Several other features can be used to distinguish major surgery from minor surgery. For example, in a major surgical procedure, significant resection or changes to the anatomy are involved, as in situations where organs are removed, or joints are rebuilt with artificial parts. Any penetration of the body cavity is treated as major surgery, as are extensive orthopedic surgeries on the extremities. Neurosurgery is generally considered major because of the risks to the patient, even though patients are not necessarily under general anesthesia during procedures on the brain.

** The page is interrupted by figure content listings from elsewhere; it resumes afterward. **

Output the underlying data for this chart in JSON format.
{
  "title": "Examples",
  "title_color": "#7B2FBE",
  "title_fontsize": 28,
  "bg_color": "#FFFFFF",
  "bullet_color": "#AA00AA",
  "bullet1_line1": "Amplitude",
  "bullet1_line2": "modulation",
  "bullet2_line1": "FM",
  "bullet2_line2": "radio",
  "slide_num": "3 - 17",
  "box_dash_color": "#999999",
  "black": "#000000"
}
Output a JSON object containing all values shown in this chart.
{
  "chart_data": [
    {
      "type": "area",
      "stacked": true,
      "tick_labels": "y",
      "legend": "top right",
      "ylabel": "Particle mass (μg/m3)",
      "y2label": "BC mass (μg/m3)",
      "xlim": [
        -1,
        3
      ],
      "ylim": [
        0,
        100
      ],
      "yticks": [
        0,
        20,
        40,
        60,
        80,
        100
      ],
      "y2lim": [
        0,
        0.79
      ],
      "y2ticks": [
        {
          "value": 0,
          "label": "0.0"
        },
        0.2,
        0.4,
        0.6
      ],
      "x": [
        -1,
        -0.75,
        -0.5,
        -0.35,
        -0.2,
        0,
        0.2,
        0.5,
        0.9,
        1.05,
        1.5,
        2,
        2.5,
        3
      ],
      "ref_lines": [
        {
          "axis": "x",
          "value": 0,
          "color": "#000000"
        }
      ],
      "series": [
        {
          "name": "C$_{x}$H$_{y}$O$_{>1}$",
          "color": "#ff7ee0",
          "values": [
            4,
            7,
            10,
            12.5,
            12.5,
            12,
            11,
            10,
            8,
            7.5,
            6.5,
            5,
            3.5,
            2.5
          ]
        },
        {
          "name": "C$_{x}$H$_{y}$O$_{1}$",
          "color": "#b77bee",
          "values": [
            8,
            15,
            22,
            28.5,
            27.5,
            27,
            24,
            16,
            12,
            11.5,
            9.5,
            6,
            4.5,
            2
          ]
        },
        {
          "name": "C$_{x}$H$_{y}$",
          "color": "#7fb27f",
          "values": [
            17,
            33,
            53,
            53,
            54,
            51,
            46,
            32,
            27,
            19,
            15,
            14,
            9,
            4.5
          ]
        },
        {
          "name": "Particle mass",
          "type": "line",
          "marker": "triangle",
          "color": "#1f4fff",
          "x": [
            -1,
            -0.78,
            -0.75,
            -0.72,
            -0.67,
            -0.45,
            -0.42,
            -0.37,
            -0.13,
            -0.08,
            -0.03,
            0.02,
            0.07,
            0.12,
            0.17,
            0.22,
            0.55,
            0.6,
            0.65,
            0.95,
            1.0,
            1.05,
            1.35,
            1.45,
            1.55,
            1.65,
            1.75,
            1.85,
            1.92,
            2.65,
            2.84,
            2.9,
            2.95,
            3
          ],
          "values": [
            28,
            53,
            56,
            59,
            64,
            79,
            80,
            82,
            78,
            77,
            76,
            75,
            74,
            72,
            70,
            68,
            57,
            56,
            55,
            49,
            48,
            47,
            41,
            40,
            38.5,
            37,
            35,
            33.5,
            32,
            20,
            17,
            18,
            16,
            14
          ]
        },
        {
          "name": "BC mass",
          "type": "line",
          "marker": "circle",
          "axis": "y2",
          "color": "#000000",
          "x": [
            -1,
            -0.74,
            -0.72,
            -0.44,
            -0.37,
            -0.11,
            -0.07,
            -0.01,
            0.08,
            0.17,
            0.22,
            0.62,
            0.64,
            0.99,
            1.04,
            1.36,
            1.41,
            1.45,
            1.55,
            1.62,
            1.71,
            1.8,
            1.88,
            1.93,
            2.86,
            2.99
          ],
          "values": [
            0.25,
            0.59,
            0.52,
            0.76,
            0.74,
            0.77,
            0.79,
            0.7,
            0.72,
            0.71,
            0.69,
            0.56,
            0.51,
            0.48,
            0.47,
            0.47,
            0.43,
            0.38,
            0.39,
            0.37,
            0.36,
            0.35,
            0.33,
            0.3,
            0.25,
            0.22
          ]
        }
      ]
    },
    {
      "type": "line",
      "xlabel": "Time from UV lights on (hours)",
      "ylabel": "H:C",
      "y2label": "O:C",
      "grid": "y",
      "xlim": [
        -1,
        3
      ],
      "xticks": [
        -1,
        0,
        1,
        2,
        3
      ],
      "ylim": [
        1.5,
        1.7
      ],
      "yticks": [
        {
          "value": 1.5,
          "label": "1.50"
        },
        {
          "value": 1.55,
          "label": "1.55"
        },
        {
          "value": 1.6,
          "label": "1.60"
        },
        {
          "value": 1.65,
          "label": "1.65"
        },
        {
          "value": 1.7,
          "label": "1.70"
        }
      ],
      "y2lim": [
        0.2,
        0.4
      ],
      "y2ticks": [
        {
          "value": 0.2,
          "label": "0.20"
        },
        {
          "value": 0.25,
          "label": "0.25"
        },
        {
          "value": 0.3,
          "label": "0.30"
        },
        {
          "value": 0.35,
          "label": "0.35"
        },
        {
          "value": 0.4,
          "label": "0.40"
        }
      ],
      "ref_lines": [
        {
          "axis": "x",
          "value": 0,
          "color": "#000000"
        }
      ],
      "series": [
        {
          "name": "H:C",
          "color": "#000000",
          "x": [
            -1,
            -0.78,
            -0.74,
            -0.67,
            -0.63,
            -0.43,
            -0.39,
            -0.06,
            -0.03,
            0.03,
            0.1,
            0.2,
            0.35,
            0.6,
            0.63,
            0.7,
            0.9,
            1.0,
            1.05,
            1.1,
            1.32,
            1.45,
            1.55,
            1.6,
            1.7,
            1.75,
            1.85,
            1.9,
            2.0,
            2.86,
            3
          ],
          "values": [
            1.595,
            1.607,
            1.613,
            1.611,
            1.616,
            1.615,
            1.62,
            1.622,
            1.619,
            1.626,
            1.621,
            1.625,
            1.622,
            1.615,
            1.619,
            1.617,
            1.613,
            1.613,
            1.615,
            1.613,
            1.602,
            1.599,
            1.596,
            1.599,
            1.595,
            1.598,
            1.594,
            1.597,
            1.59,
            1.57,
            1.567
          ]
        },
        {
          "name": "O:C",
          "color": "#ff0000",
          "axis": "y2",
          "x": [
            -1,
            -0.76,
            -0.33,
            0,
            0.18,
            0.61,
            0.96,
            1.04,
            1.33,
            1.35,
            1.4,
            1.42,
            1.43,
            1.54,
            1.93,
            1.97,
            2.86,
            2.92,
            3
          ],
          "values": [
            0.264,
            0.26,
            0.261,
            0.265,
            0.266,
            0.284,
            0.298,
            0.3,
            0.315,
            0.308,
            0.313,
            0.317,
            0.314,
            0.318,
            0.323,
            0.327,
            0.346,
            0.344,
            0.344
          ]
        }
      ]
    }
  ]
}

Some examples of major surgical procedures include knee replacement, cardiovascular surgery, and organ transplants. These procedures carry definite risks from the patient such as infection at the site of the surgery, hemorrhage, or complications from the general anesthetic used. To reduce the potential for complications, major surgery takes place in a sterile operating room where very precise procedures are observed to reduce the risk of contamination and the patient is monitored by an anesthesiologist and a medical team for any signs of distress.
Recovery from major surgery can take several days or weeks. In the first few days, the patient is often hospitalized so that he or she can be monitored, and physical therapy may be offered to get the patient active, which reduces the risk of post surgical complications. After the patient is released, he or she may have to continue taking certain medications, and observing precautions during the healing period.
Preparation for major surgery can also be extensive. The patient usually needs to consult with a surgeon to talk about the procedure, the recovery time, and important aftercare instructions, and he or she will need to undergo a series of tests to confirm fitness for surgery. In emergency surgery where such lengthy preparations may not be an option, surgeons have to use their best judgment to make appropriate decisions for patients who are in critical need of surgery. A patient with abdominal bleeding, for example, may not be able to sign consent forms or to review documentation related to the surgery which would be needed to stop the bleeding.